Ethnic Somali journalists faced continued threats and intimidation in 2012 emanating from Islamist militias based in neighboring Somalia as well as Kenyan security agents. Both sides accused the journalists of supporting their opponents. Text and e-mail threats became particularly acute for some of these journalists after the Kenyan army invaded the town of Kismayo in southern Somalia in late September 2011 as part of a campaign to secure Kenya’s borders from attacks by the Somalian Islamist militia Al-Shabaab.
There are four daily newspapers, one business daily, and several regional weekly newspapers. In addition, a number of independent tabloids that are highly critical of the government publish irregularly. The KBC remains dominant outside major urban centers, and its coverage tends to favor the government. There are six private television broadcasters along with a myriad of private and community radio stations.
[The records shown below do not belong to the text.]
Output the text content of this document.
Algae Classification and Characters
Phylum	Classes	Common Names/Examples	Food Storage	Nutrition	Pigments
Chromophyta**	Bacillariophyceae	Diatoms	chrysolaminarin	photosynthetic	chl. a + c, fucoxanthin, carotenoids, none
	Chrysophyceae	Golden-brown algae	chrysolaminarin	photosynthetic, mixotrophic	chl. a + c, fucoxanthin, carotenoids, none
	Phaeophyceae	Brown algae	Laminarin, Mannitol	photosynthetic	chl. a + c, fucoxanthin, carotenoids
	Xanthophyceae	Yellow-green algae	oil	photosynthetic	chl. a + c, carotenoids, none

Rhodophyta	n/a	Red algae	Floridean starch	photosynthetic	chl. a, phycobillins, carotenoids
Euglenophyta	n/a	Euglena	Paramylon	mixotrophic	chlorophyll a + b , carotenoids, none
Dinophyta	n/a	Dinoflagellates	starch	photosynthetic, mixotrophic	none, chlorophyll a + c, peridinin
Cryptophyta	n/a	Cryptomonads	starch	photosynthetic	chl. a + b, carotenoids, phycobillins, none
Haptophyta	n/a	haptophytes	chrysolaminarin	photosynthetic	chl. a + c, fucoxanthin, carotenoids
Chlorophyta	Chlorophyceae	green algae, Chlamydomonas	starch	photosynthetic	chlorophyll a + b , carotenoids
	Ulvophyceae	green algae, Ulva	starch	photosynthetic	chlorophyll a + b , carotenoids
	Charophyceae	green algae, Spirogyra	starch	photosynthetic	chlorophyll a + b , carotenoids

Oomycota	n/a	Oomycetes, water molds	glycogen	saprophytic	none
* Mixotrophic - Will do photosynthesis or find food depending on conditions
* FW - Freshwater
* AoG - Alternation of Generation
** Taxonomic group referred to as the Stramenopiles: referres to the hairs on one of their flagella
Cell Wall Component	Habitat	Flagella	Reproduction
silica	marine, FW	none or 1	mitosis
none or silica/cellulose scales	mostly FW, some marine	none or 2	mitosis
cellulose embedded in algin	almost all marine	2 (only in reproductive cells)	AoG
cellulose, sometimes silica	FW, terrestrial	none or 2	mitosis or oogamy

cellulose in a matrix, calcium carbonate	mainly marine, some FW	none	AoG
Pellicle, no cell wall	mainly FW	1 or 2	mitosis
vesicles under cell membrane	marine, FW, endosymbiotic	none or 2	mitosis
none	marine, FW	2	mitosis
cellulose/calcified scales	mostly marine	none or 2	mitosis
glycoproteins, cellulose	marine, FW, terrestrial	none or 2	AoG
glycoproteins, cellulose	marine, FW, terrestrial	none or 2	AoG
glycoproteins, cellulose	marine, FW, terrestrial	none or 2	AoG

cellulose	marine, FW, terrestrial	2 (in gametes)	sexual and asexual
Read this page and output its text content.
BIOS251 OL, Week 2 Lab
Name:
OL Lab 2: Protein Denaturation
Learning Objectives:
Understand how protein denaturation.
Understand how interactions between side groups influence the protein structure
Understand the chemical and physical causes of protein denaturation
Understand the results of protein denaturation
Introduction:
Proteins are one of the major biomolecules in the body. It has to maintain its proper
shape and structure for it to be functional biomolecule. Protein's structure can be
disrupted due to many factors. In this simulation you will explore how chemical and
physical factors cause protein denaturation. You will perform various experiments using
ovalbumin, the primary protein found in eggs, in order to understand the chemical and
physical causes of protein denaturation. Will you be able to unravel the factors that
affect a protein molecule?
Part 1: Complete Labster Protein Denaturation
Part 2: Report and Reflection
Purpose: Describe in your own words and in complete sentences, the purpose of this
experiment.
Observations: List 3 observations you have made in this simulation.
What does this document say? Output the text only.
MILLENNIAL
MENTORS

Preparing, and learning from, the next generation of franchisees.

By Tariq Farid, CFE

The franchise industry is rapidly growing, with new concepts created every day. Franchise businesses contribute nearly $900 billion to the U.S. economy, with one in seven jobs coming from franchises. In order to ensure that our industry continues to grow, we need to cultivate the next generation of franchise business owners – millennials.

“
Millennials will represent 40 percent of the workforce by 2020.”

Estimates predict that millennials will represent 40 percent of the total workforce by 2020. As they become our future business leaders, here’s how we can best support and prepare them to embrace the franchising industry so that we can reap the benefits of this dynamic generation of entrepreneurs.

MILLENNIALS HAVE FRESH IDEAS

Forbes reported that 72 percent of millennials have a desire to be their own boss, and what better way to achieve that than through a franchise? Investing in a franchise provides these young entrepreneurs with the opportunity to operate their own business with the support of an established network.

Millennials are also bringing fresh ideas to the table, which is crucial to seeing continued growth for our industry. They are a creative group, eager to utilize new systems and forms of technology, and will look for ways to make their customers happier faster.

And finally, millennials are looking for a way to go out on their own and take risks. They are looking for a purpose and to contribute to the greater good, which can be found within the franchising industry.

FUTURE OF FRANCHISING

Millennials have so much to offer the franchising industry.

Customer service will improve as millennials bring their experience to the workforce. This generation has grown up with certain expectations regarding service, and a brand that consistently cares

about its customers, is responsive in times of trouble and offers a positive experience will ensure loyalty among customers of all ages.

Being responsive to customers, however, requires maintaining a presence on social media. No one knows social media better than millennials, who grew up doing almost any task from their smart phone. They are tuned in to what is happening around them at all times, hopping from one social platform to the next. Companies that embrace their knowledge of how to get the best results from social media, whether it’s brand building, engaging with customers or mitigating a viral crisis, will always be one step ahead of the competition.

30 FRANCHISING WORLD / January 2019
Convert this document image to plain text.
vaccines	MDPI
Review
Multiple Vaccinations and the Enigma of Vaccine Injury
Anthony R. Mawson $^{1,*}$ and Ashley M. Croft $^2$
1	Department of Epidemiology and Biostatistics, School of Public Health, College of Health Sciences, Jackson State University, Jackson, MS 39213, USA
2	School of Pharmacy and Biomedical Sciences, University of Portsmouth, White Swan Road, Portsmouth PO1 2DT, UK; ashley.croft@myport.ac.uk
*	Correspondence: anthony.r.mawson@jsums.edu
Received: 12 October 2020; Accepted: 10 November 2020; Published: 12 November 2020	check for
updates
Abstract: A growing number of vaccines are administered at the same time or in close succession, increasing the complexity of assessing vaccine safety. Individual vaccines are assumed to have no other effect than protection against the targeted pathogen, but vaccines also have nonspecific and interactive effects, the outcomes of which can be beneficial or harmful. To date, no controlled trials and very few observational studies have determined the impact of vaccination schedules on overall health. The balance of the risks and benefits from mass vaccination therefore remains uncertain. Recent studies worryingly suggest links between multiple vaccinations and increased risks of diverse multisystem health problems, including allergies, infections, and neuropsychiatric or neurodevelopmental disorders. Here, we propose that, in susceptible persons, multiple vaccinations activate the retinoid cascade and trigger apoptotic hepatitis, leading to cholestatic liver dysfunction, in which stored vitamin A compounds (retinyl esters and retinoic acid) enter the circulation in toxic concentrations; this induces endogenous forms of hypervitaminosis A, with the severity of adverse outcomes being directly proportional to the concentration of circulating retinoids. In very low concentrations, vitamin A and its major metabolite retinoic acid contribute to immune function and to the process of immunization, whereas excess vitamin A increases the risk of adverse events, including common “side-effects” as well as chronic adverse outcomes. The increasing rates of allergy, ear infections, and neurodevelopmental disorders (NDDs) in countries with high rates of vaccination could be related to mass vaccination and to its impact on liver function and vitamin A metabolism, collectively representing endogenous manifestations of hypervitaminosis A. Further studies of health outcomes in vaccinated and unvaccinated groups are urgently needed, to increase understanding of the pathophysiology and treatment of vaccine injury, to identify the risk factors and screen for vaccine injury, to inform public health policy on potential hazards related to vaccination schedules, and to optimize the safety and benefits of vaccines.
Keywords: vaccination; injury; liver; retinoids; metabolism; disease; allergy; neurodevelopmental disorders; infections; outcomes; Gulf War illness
There has been a significant expansion of FM radio in recent years, particularly ethnic stations, and their call-in shows have fostered increasing public participation as well as commentary that is critical of the government. Two private companies, the Standard Media Group and the Nation Media Group, run independent television networks and respected newspapers. International news media, including the British Broadcasting Corporation and Radio France Internationale, are widely available in Kenya, along with new international media investors such as the Chinese government’s China Central Television (CCTV).
About 32 percent of Kenyans accessed the internet in 2012. Kenya is the leader in usage in East Africa, with more than twice as many users as any other country. Due to lack of infrastructure and electricity, internet availability is still limited in rural areas, though expanding mobile-phone usage has increased access.